The Post and the Portland Jewish community were quite active from the 1930s to the 1980s. Synagogues were full weekly, as well as for holidays and special events. After years of fundraising and planning by the Young Women's Hebrew Association, the Jewish Home for the Aged, now The Cedars, opened its doors in 1929. The Jewish Community Center purchased its new building on Cumberland Avenue in 1938 and was buzzing with community enterprises. Zionist, civic and literary groups proliferated.

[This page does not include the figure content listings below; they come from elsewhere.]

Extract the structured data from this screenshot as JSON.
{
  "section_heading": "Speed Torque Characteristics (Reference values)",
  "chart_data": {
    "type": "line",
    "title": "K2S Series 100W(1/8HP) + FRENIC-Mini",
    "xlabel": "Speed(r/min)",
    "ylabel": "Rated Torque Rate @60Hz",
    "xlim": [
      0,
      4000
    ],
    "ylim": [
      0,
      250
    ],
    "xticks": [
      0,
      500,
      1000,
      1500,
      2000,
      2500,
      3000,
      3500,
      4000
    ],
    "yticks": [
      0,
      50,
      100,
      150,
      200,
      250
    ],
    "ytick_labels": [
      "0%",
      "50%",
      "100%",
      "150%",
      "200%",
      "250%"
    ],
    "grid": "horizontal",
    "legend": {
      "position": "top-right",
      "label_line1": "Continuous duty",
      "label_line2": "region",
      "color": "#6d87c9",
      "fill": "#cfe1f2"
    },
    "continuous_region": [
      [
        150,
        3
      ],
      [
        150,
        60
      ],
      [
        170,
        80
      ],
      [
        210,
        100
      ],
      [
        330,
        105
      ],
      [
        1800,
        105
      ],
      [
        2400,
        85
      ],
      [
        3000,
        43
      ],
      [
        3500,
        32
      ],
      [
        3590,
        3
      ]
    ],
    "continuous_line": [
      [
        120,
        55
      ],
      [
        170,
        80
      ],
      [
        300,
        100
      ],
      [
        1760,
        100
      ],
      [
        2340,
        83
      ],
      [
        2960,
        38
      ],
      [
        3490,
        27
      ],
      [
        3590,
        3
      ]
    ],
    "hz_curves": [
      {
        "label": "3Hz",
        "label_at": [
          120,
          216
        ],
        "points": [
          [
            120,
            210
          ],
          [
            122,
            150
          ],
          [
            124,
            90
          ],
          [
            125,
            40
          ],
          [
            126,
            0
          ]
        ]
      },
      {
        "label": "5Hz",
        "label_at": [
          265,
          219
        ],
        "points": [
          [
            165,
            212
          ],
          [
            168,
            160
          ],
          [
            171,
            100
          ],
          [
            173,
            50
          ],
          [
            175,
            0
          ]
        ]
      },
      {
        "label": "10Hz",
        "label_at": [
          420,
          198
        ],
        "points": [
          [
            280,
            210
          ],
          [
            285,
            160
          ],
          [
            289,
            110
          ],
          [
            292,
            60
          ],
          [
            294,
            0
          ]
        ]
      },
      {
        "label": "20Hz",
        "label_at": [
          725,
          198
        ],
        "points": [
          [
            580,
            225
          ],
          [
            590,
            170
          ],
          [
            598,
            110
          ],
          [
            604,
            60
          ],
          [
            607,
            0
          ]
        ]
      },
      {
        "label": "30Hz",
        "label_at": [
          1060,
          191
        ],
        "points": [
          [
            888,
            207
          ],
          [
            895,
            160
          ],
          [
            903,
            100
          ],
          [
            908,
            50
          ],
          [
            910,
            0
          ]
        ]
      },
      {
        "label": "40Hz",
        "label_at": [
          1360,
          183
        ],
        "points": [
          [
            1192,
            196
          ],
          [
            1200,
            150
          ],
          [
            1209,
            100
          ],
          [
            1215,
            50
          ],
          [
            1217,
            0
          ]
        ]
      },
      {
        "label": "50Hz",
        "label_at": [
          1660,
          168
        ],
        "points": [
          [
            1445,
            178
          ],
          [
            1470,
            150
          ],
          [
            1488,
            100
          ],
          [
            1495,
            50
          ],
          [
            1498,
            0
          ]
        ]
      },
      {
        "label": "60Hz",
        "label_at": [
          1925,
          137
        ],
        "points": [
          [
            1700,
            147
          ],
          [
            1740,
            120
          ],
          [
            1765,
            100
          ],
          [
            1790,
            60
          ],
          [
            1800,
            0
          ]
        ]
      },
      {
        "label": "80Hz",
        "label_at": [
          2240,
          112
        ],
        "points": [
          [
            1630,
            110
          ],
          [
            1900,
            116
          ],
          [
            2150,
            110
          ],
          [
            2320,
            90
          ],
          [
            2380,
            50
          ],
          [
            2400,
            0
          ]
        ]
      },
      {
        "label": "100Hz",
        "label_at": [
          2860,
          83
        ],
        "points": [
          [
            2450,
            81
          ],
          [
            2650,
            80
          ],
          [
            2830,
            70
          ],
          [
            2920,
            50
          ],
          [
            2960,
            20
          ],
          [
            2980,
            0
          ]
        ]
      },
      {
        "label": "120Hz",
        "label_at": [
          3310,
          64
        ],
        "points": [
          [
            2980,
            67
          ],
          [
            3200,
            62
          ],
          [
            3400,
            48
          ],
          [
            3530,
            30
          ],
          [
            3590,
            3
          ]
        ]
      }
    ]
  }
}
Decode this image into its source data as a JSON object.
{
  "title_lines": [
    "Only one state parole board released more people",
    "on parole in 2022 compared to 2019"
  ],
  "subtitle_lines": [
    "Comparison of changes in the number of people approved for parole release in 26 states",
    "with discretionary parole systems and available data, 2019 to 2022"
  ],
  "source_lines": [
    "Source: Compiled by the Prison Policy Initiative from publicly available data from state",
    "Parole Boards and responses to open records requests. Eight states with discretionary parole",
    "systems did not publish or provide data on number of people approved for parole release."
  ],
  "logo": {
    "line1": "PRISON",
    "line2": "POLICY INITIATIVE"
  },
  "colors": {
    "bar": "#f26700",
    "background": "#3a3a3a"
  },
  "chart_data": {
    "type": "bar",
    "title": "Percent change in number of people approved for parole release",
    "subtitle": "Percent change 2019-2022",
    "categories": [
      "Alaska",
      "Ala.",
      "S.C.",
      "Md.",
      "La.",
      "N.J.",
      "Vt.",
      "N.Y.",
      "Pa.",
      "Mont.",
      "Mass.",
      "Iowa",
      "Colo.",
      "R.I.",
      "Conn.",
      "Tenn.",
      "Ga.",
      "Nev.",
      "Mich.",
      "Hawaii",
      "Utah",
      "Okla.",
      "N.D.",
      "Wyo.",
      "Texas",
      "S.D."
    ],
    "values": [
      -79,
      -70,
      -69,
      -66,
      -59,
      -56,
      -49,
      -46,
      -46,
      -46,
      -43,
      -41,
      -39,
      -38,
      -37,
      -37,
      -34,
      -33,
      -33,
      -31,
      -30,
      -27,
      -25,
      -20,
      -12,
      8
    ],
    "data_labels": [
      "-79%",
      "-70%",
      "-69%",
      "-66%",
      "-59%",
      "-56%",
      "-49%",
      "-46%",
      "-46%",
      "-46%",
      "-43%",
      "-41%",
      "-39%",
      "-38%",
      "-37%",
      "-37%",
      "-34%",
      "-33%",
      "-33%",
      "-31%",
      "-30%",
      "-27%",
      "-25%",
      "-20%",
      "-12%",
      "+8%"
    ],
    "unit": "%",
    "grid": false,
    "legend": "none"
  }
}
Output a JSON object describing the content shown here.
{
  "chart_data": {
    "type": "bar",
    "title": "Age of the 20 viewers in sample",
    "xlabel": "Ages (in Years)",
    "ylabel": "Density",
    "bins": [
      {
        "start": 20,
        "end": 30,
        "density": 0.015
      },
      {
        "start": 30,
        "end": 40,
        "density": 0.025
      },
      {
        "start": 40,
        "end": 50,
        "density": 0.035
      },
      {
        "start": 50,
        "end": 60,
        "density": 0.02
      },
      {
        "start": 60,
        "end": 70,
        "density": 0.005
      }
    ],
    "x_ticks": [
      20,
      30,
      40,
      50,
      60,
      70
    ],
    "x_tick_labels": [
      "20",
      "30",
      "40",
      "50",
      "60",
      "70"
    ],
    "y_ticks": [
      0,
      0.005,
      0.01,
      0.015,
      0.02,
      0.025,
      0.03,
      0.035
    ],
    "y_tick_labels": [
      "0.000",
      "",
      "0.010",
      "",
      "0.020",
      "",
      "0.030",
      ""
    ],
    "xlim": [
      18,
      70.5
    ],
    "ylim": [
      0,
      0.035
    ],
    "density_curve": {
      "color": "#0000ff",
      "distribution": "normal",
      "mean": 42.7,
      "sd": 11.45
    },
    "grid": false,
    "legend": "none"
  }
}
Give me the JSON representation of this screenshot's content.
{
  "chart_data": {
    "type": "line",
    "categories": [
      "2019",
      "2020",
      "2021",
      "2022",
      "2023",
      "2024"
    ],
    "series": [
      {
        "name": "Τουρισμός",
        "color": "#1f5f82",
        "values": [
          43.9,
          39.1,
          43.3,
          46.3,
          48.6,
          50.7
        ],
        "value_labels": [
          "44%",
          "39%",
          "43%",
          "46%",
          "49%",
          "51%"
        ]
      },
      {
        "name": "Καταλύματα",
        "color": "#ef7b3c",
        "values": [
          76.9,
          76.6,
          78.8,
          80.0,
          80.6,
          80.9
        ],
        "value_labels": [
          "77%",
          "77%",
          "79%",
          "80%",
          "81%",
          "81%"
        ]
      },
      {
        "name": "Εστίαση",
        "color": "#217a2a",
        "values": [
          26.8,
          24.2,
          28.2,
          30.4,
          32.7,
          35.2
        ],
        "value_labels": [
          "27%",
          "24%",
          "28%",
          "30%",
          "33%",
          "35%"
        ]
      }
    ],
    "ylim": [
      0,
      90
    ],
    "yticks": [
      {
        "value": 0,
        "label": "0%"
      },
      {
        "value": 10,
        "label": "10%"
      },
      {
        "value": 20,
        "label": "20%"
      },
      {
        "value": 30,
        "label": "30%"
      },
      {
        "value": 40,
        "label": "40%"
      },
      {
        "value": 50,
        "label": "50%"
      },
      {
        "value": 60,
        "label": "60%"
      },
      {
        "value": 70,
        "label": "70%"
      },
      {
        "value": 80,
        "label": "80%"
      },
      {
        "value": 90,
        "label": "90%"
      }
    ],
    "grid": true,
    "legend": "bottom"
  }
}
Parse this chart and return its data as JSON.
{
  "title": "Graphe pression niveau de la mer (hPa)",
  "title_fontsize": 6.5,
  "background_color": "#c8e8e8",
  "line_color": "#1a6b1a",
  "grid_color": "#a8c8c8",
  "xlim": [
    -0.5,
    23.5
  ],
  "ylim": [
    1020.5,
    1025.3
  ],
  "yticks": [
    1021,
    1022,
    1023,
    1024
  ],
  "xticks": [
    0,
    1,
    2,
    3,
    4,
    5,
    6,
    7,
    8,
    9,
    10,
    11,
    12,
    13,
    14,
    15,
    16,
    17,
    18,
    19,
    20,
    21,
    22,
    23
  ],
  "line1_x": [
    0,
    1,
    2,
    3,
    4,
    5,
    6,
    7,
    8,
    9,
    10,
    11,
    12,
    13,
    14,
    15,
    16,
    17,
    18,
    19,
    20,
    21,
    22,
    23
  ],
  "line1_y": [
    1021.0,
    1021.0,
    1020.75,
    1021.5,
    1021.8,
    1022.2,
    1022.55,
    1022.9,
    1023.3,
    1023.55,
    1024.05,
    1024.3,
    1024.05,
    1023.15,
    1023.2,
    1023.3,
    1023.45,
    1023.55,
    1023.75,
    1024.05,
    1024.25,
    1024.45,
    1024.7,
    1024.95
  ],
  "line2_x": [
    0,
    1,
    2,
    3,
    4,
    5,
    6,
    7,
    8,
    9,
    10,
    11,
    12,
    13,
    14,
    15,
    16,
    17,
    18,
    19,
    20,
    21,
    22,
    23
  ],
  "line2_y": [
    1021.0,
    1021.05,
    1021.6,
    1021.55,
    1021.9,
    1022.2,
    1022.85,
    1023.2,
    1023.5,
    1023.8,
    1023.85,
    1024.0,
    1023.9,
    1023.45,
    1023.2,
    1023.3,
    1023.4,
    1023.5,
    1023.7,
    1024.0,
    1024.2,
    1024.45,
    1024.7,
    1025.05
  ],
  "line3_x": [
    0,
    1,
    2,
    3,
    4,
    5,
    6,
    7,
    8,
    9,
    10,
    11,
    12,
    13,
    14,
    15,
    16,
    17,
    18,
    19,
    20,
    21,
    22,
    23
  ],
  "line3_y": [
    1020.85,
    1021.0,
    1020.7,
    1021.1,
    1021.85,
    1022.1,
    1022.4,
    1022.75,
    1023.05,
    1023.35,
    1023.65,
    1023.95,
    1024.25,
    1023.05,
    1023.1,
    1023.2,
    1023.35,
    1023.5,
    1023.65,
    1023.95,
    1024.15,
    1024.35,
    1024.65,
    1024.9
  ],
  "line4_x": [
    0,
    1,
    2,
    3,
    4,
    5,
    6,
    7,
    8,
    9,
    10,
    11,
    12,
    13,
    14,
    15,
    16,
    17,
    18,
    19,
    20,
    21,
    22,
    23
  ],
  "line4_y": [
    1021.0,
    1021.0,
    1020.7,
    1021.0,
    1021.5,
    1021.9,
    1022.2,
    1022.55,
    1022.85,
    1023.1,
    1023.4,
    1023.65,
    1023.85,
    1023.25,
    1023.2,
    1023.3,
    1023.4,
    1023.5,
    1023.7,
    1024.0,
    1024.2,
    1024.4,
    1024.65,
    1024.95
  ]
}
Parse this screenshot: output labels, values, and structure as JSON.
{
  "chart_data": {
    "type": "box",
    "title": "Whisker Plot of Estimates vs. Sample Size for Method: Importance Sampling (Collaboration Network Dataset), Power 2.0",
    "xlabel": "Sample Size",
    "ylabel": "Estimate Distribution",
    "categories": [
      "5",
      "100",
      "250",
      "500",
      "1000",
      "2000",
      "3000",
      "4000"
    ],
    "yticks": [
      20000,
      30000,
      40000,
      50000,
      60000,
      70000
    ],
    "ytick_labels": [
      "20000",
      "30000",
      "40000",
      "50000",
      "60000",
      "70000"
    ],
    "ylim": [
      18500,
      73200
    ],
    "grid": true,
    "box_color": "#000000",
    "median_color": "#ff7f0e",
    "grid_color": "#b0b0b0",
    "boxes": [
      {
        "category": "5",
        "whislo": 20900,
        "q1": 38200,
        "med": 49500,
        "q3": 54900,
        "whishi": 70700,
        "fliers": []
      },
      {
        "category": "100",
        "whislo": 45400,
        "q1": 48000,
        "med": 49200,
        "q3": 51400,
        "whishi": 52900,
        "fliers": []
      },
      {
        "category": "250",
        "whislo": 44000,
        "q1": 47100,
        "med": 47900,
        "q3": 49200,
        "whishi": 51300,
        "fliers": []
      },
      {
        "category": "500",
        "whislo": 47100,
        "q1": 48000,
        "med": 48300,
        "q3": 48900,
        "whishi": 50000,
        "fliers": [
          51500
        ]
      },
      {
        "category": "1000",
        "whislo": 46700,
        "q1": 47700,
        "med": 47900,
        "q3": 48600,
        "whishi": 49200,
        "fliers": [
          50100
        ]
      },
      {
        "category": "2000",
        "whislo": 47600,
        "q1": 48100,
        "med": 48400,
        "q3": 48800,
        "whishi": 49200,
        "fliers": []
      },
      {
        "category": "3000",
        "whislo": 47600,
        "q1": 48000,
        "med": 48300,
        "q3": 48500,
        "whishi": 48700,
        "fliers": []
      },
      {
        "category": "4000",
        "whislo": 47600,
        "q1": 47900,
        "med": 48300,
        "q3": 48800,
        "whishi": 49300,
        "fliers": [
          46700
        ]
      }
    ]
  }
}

The Cousins Post held flag dedications, Memorial Day worship services, and sponsored community events such as Yom HaAtzmaut, Israeli Independence Day. In May 1936, the Post sponsored the first memorial service for Jews who served in the Army and Navy. Attorney Jacob H. Berman spoke on behalf of the Post and Rabbi Mendel Lewittes was the officiant.
Meyer and Hilda Davis family, 1942
Item Contributed by
Raymond H. Fogler Library
Also in May 1936, an auxiliary was formed with Mrs. Maurice Davis as president. Among other projects, the group developed an extensive hospital service for veterans at the Portsmouth Naval Hospital in Kittery and the Marine Hospital in Portland.
Like many veterans' organizations, the membership of the Cousins Post – the last JWV post in Maine – is dwindling. Three men remain active.
James "Jim" Friedlander left home at the age of sixteen and joined the Navy at seventeen. Many years later, at the age of eighty-nine, he is commander of the Cousins Post. In recent years, Friedlander and the current Quartermaster, Melvin "Mel" Stone, ninety-five, have been the twin engines of the group. Stone was a leader of the post for many years, especially in the 1980s and 1990s. They have both been active in different capacities for decades and are still going strong.
Another active member is CAPT Lee Tabenken, USN (ret). Following flight training, Capt. Tabenken was awarded his pilot wings in July 1984. Over the next 30 years, as a Navy pilot he served in support of Naval operations throughout the world including support of 6th fleets assets, the Worldwide Military Command System, Operations Allied Force, Noble Eagle, and Enduring Freedom. In 2010 he also completed a three year tour in the Office of Chief of Naval Operations.
The Post no longer sponsors community activities. It likely will be decommissioned when the remaining active members step down.
1. Band, B. 1955. Portland Jewry: Its Growth and Development. Portland, ME Jewish Historical Society, p.58.
2. Jewish War Veterans of the United States of America website. www.jwv.org 2016.
3. Portland Press Herald. Portland, ME, September 23, 1935.